The next US President faces a huge interest rate bill

in #economy29 days ago

Interest paid annually on the US National Debt already exceeds the defence budget. But things are about to get worse. The US tends to borrow short term (5 years or less) and a wall of covid era debt is about to mature and will need to be rolled over.

The problem is the yields on existing debt are about 1.8%. The Biden administration was hoping that yields would have fallen by now to about 3.7% (still nearly double what they're paying). But instead bond yields are spiking back up to about 4.25%


source

So why are yields spiking? The bond markets think both presidential candidates will cause inflation to rise. Harris by continuing Biden's runaway spending, and Trump with tax cuts that are not offset by spending cuts.

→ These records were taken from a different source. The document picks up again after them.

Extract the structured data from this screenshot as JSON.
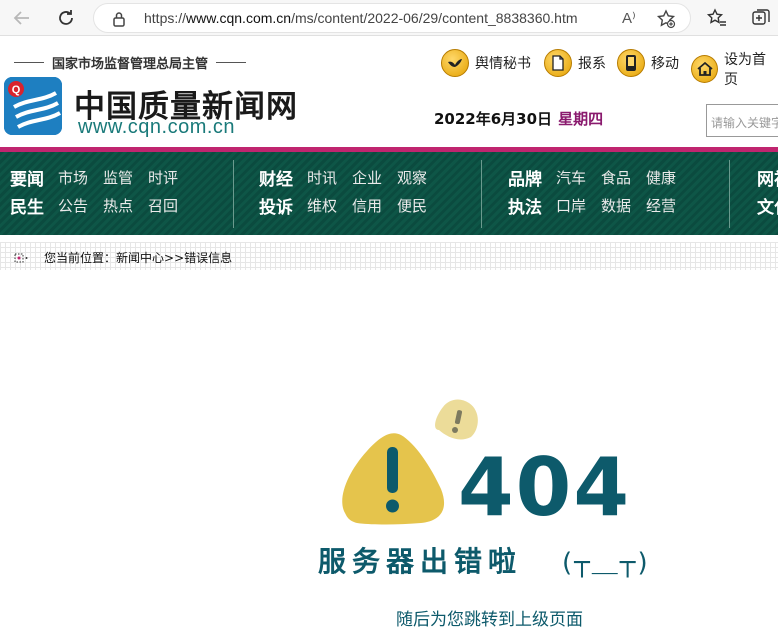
{
  "browser": {
    "url_prefix": "https://",
    "url_host": "www.cqn.com.cn",
    "url_path": "/ms/content/2022-06/29/content_8838360.htm",
    "read_aloud": "A⁾"
  },
  "header": {
    "sponsor": "国家市场监督管理总局主管",
    "site_name": "中国质量新闻网",
    "site_url": "www.cqn.com.cn",
    "quick_links": [
      "舆情秘书",
      "报系",
      "移动",
      "设为首页"
    ],
    "date": "2022年6月30日",
    "weekday": "星期四",
    "search_placeholder": "请输入关键字"
  },
  "nav": {
    "groups": [
      {
        "rows": [
          {
            "cat": "要闻",
            "items": [
              "市场",
              "监管",
              "时评"
            ]
          },
          {
            "cat": "民生",
            "items": [
              "公告",
              "热点",
              "召回"
            ]
          }
        ]
      },
      {
        "rows": [
          {
            "cat": "财经",
            "items": [
              "时讯",
              "企业",
              "观察"
            ]
          },
          {
            "cat": "投诉",
            "items": [
              "维权",
              "信用",
              "便民"
            ]
          }
        ]
      },
      {
        "rows": [
          {
            "cat": "品牌",
            "items": [
              "汽车",
              "食品",
              "健康"
            ]
          },
          {
            "cat": "执法",
            "items": [
              "口岸",
              "数据",
              "经营"
            ]
          }
        ]
      },
      {
        "rows": [
          {
            "cat": "网视",
            "items": []
          },
          {
            "cat": "文化",
            "items": []
          }
        ]
      }
    ]
  },
  "breadcrumb": {
    "label": "您当前位置：",
    "path": "新闻中心>>错误信息"
  },
  "error": {
    "code": "404",
    "title": "服务器出错啦",
    "face": "(┬＿┬)",
    "subtitle": "随后为您跳转到上级页面"
  },
  "colors": {
    "nav_bg": "#0b4b3f",
    "accent_stripe": "#c0256f",
    "error_text": "#0d5a6b",
    "warning_yellow": "#e5c44c"
  }
}
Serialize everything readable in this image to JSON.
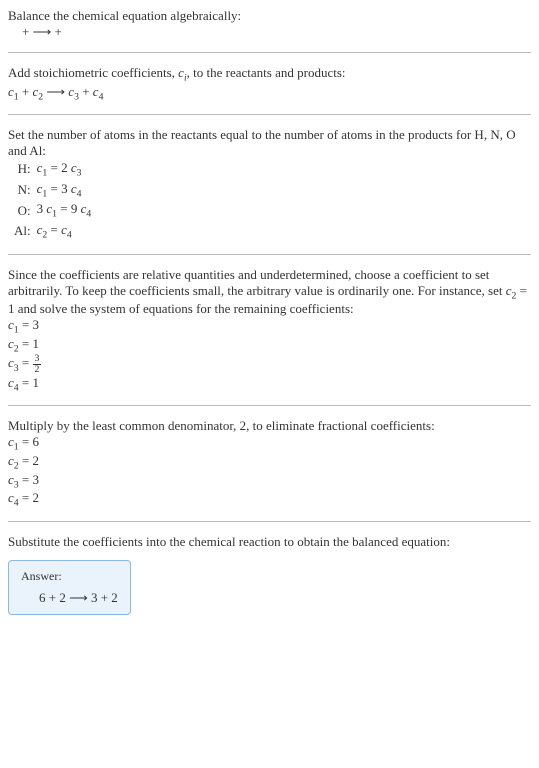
{
  "section1": {
    "line1": "Balance the chemical equation algebraically:",
    "eq": " +  ⟶  + "
  },
  "section2": {
    "line1": "Add stoichiometric coefficients, ",
    "ci": "c",
    "ci_sub": "i",
    "line1b": ", to the reactants and products:",
    "eq_c1": "c",
    "eq_c1s": "1",
    "eq_c2": "c",
    "eq_c2s": "2",
    "eq_c3": "c",
    "eq_c3s": "3",
    "eq_c4": "c",
    "eq_c4s": "4",
    "plus": " + ",
    "arrow": " ⟶ "
  },
  "section3": {
    "line1": "Set the number of atoms in the reactants equal to the number of atoms in the products for H, N, O and Al:",
    "rows": [
      {
        "el": "H:",
        "lhs_a": "c",
        "lhs_as": "1",
        "eq": " = 2 ",
        "rhs_a": "c",
        "rhs_as": "3",
        "pre": ""
      },
      {
        "el": "N:",
        "lhs_a": "c",
        "lhs_as": "1",
        "eq": " = 3 ",
        "rhs_a": "c",
        "rhs_as": "4",
        "pre": ""
      },
      {
        "el": "O:",
        "lhs_a": "c",
        "lhs_as": "1",
        "eq": " = 9 ",
        "rhs_a": "c",
        "rhs_as": "4",
        "pre": "3 "
      },
      {
        "el": "Al:",
        "lhs_a": "c",
        "lhs_as": "2",
        "eq": " = ",
        "rhs_a": "c",
        "rhs_as": "4",
        "pre": ""
      }
    ]
  },
  "section4": {
    "line1a": "Since the coefficients are relative quantities and underdetermined, choose a coefficient to set arbitrarily. To keep the coefficients small, the arbitrary value is ordinarily one. For instance, set ",
    "c2": "c",
    "c2s": "2",
    "line1b": " = 1 and solve the system of equations for the remaining coefficients:",
    "r1a": "c",
    "r1s": "1",
    "r1v": " = 3",
    "r2a": "c",
    "r2s": "2",
    "r2v": " = 1",
    "r3a": "c",
    "r3s": "3",
    "r3v_eq": " = ",
    "frac_num": "3",
    "frac_den": "2",
    "r4a": "c",
    "r4s": "4",
    "r4v": " = 1"
  },
  "section5": {
    "line1": "Multiply by the least common denominator, 2, to eliminate fractional coefficients:",
    "r1a": "c",
    "r1s": "1",
    "r1v": " = 6",
    "r2a": "c",
    "r2s": "2",
    "r2v": " = 2",
    "r3a": "c",
    "r3s": "3",
    "r3v": " = 3",
    "r4a": "c",
    "r4s": "4",
    "r4v": " = 2"
  },
  "section6": {
    "line1": "Substitute the coefficients into the chemical reaction to obtain the balanced equation:"
  },
  "answer": {
    "label": "Answer:",
    "eq": "6  + 2  ⟶ 3  + 2 "
  }
}
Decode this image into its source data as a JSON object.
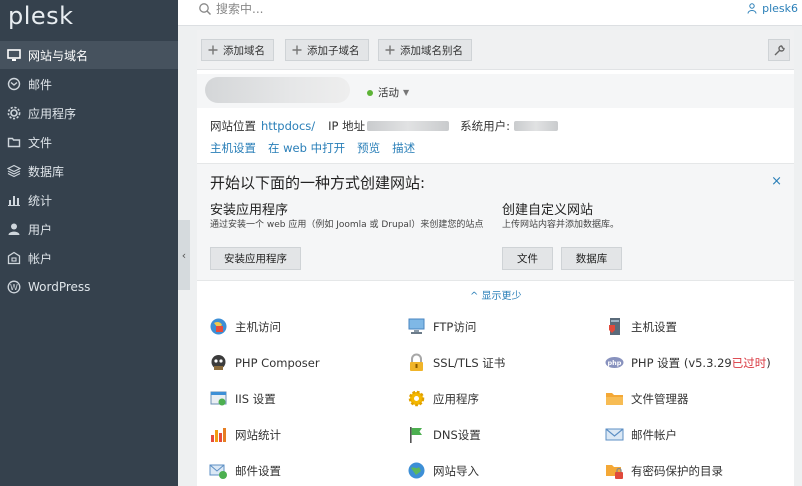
{
  "sidebar": {
    "logo": "plesk",
    "items": [
      {
        "label": "网站与域名",
        "icon": "monitor-icon",
        "active": true
      },
      {
        "label": "邮件",
        "icon": "mail-icon"
      },
      {
        "label": "应用程序",
        "icon": "gear-icon"
      },
      {
        "label": "文件",
        "icon": "folder-icon"
      },
      {
        "label": "数据库",
        "icon": "database-icon"
      },
      {
        "label": "统计",
        "icon": "bar-chart-icon"
      },
      {
        "label": "用户",
        "icon": "user-icon"
      },
      {
        "label": "帐户",
        "icon": "account-icon"
      },
      {
        "label": "WordPress",
        "icon": "wordpress-icon"
      }
    ]
  },
  "topbar": {
    "search_placeholder": "搜索中...",
    "username": "plesk6"
  },
  "toolbar": {
    "add_domain": "添加域名",
    "add_subdomain": "添加子域名",
    "add_alias": "添加域名别名"
  },
  "domain": {
    "status": "活动"
  },
  "info": {
    "location_label": "网站位置",
    "location_link": "httpdocs/",
    "ip_label": "IP 地址",
    "sysuser_label": "系统用户:"
  },
  "links": [
    "主机设置",
    "在 web 中打开",
    "预览",
    "描述"
  ],
  "create": {
    "title": "开始以下面的一种方式创建网站:",
    "close": "×",
    "install": {
      "title": "安装应用程序",
      "desc": "通过安装一个 web 应用（例如 Joomla 或 Drupal）来创建您的站点",
      "button": "安装应用程序"
    },
    "custom": {
      "title": "创建自定义网站",
      "desc": "上传网站内容并添加数据库。",
      "btn_files": "文件",
      "btn_db": "数据库"
    }
  },
  "show_less": "^ 显示更少",
  "features": [
    {
      "label": "主机访问"
    },
    {
      "label": "FTP访问"
    },
    {
      "label": "主机设置"
    },
    {
      "label": "PHP Composer"
    },
    {
      "label": "SSL/TLS 证书"
    },
    {
      "label": "PHP 设置 (v5.3.29 ",
      "warn": "已过时",
      "tail": ")"
    },
    {
      "label": "IIS 设置"
    },
    {
      "label": "应用程序"
    },
    {
      "label": "文件管理器"
    },
    {
      "label": "网站统计"
    },
    {
      "label": "DNS设置"
    },
    {
      "label": "邮件帐户"
    },
    {
      "label": "邮件设置"
    },
    {
      "label": "网站导入"
    },
    {
      "label": "有密码保护的目录"
    }
  ],
  "colors": {
    "sidebar_bg": "#35414d",
    "sidebar_active": "#46525e",
    "link": "#2a7fb8",
    "status_active": "#5db336",
    "outdated": "#d9363e"
  }
}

As a result anticipation of further interest rate cuts either in December or in early 2025 are being unwound.

Speculators are scenting blood - people like Stanley Drunkenmiller have openly said they're shorting long duration Treasury bonds, and likely many others are too. They'll keep pushing till the government goes into a panic and makes serious attempts to reduce the deficit by a mixture of spending cuts and tax rises. The panic will likely happen after the election.

As far as I can tell, the only solution is for Americans to elect a fiscally conservative Congress who will tie the President's hands, and that means splitting the ticket - say Harris as President and the Republicans holding both houses of Congress. If one party controls the presidency and Congress, all bets are off.